Information Security Analyst
Reference No: 2028/15
Location: City of London
Reports to: Head of Information Security
Benefits: Very generous
No. Required: 1
Start Date: ASAP
Assist the global information/cyber security and privacy function in the delivery of the company’s information/cyber security and privacy programmes.
Responsibilities of this role will include, but are not limited to:
• Assist in the operations of the information/cyber security and privacy function ensuring its smooth and effective functioning, that standards, objectives and accountabilities are clearly defined and communicated, that control systems are in place and all aligned to global strategy.
• Act as a source of technical expertise, providing advice and guidance on information/cyber security and privacy.
• Building strong relationships with internal clients, demonstrating an understanding of their business and how information security and privacy can add value to it.
• Collaborate on group wide issues including implementation and further development of information/cyber security, privacy and policies, guidelines and processes.
• As required, provide training to employees, marketing partners, or other third parties, ensuring proper information handling in accordance with policies and procedures.
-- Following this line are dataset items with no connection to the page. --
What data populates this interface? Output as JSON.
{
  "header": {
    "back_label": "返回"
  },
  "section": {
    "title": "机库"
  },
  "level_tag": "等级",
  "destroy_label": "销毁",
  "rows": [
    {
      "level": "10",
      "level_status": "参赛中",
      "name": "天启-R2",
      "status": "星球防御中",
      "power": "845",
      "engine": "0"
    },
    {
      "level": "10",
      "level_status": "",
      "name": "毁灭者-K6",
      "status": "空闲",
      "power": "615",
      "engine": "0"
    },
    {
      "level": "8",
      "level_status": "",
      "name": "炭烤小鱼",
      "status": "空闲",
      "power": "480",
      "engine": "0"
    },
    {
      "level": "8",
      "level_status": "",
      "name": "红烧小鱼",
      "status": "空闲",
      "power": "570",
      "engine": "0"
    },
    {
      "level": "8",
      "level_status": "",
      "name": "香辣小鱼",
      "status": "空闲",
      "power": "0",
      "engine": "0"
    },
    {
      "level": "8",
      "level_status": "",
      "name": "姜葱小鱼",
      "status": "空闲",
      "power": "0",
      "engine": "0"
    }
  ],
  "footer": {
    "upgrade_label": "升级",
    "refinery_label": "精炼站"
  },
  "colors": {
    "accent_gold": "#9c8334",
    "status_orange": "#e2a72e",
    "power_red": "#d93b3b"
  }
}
• Perform information/cyber security risk analysis on initiatives. Ensure that the group’s information/cyber security risks are consistently analysed and reported to local management.
• Assist the IT department in the development and monitoring of relevant security plans and internal control systems throughout the organisation's network, and act as a liaison to IT.
• As normal in an IT operational environment, projects and problems may demand evening and weekend working. This will be scheduled in advance as far as possible.
• Adopt the Organisations culture of Professionalism, Integrity, Effectiveness and Dynamic attitude that contribute to an internal environment of teamwork and promote a positive brand image to our external customers.
• Comply with procedures, policies and regulations relevant to your role. Undertake relevant training on policies and procedures as delivered by your line manager, the Talent Management development or assurance teams (compliance, risk, and internal audit) either directly, via e-learning or the learning management system.
• Comply with any specific responsibilities necessary for your role as outlined by your line manager, the Talent Management development or assurance teams (compliance, risk, internal audit) and ensure you keep up to date with developments in these areas.
• Ensure that you uphold the principle of Treating Customers Fairly.
• Carry out additional responsibilities as individually notified, either through your objectives or through the learning management system. These may include, among others, European Strategy Team, US Management team or membership of any committees.
All IT, Compliance, Data Management, Risk Management, Commercial Management, Talent Management, General Management and Underwriting and Claims Operation Staff, Information Security Committee, Suppliers
Education and Qualifications
• Degree level education, or equivalent work experience
Skills and Abilities
• Excellent communications skills.
• The ability to prioritise work and deliver results in a pressurised environment
• The ability to develop and manage stakeholder relationships
• The ability to work collaboratively
• An understanding of the various data management regulatory requirements.
• The ability to communicate technical concepts to a broad range of staff and management.
Knowledge and Experience
• Proven experience in information/cyber security
• Knowledge of common information security management frameworks, such as International Standards Organization (ISO) 17799/27001, National Institute of Standards and Technology NIST, the IT Infrastructure Library (ITIL) and Control Objectives for Information and Related Technology (CobiT) frameworks.
• Knowledge of the process of performing risk, business impact, control and vulnerability assessments, and defining mitigation strategies.
• Knowledge of common cyber-attacks, and ways to protect organisations and individuals from the unauthorised exploitation of systems, networks and technologies.
• Have awareness of mainstream operating systems (for example, Microsoft Windows) and a wide range of security technologies, such as network security appliances, identity and access management systems, anti-malware (malicious software) solutions, automated policy compliance and desktop security tools.
• Experience in financial services/insurance is desirable, but not required.
• International experience is desirable, but not required.